Salmonella enterica Pullorum is one of the leading causes of mortality in poultry. Understanding the molecular response in chickens in response to the infection by S. enterica is important in revealing the mechanisms of pathogenesis and disease progress. There have been studies on identifying genes associated with Salmonella infection by differential expression analysis, but the relationships among regulated genes have not been investigated. In this study, we employed weighted gene coexpression network analysis (WGCNA) and differential coexpression analysis (DCEA) to identify coexpression modules by exploring microarray data derived from chicken splenic tissues in response to the S. enterica infection.

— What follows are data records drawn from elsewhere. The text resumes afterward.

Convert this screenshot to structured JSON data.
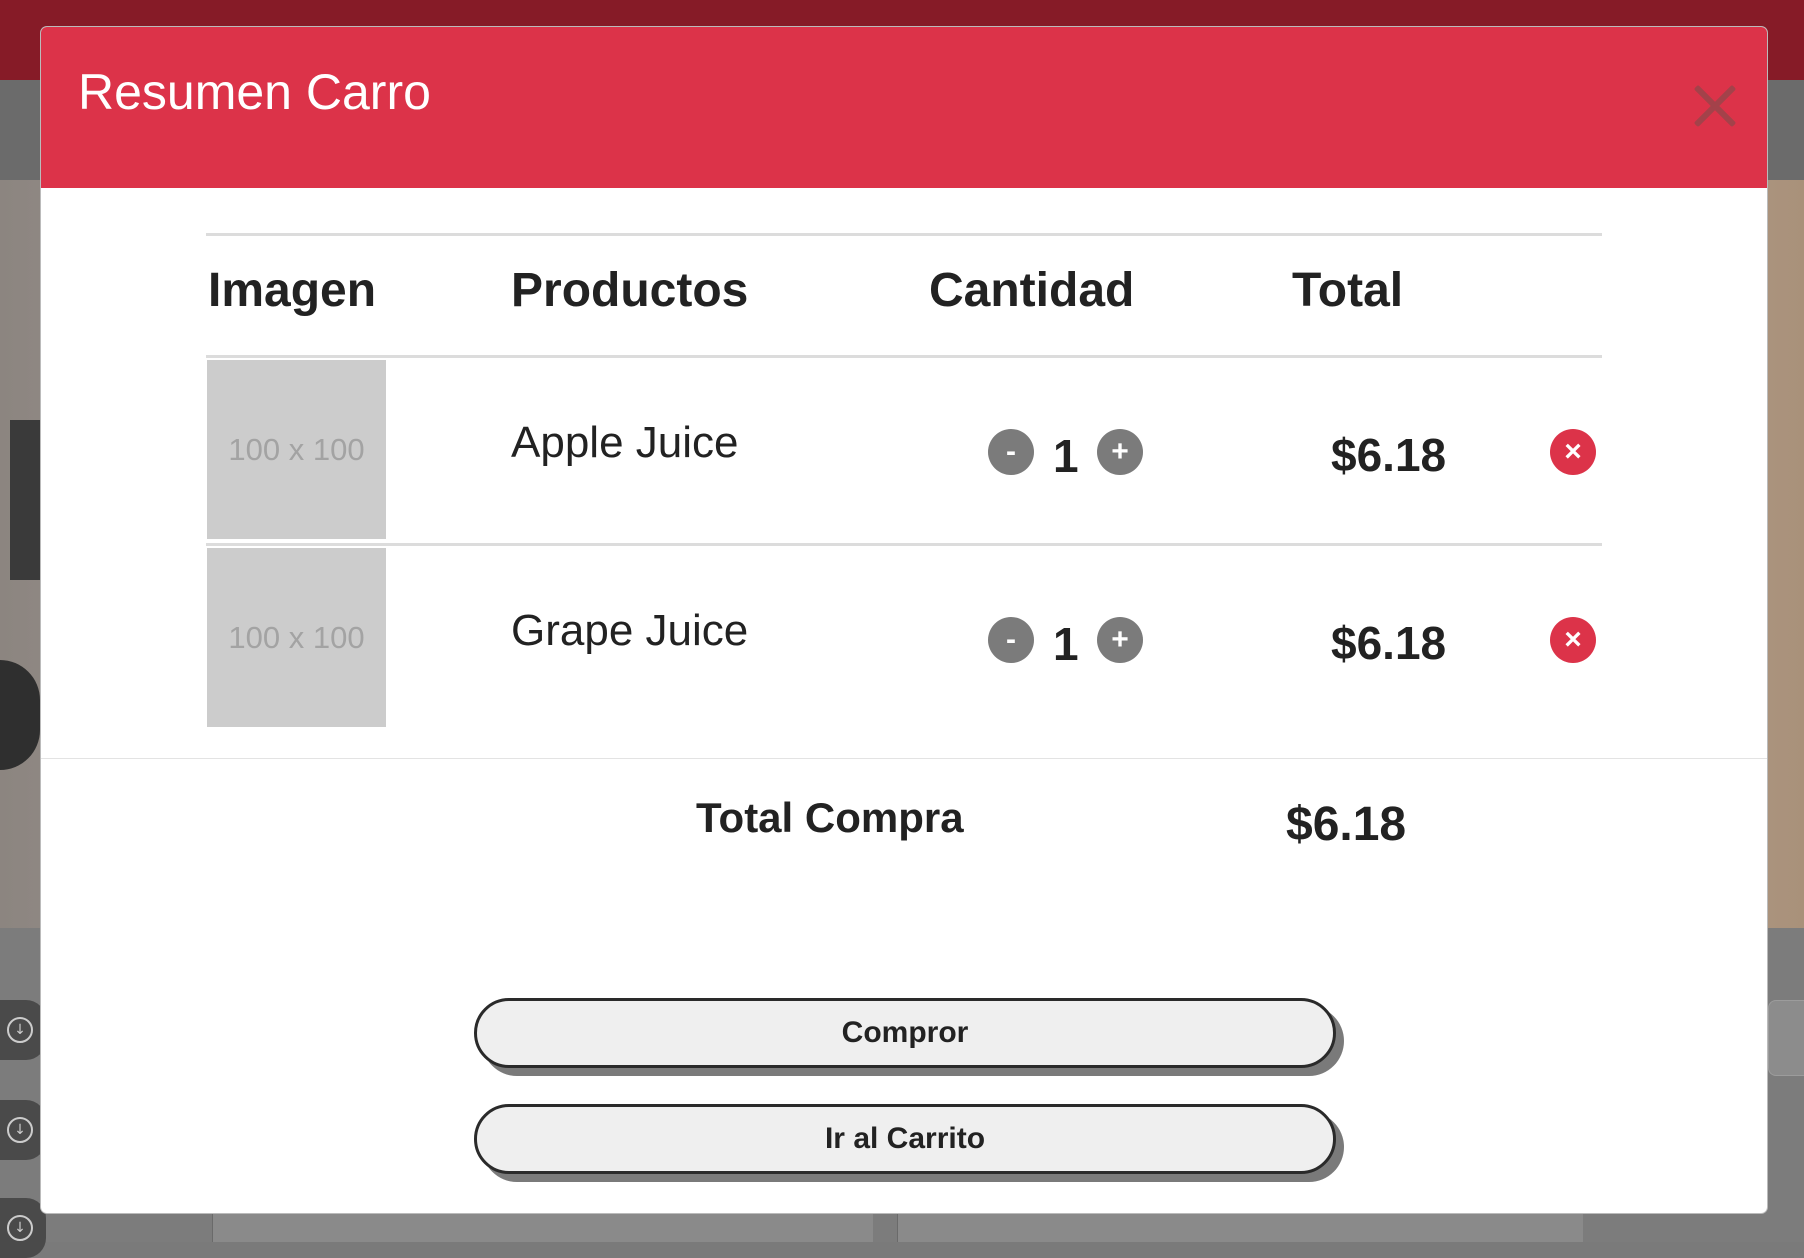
{
  "modal": {
    "title": "Resumen Carro",
    "close_icon": "close-icon"
  },
  "table": {
    "headers": [
      "Imagen",
      "Productos",
      "Cantidad",
      "Total"
    ],
    "rows": [
      {
        "image_placeholder": "100 x 100",
        "product": "Apple Juice",
        "quantity": "1",
        "total": "$6.18",
        "decrement": "-",
        "increment": "+",
        "remove": "×"
      },
      {
        "image_placeholder": "100 x 100",
        "product": "Grape Juice",
        "quantity": "1",
        "total": "$6.18",
        "decrement": "-",
        "increment": "+",
        "remove": "×"
      }
    ]
  },
  "summary": {
    "label": "Total Compra",
    "value": "$6.18"
  },
  "buttons": {
    "buy": "Compror",
    "go_to_cart": "Ir al Carrito"
  },
  "colors": {
    "header": "#dc3349",
    "remove": "#dc3349",
    "quantity_buttons": "#7b7b7b"
  }
}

A total of 19 modules from 13,538 genes were associated with the Jak-STAT signaling pathway, the extracellular matrix, cytoskeleton organization, the regulation of the actin cytoskeleton, G-protein coupled receptor activity, Toll-like receptor signaling pathways, and immune system processes; among them, 14 differentially coexpressed modules (DCMs) and 2,856 differentially coexpressed genes (DCGs) were identified. The global expression of module genes between infected and uninfected chickens showed slight differences but considerable changes for global coexpression. Furthermore, DCGs were consistently linked to the hubs of the modules. These results will help prioritize candidate genes for future studies of Salmonella infection.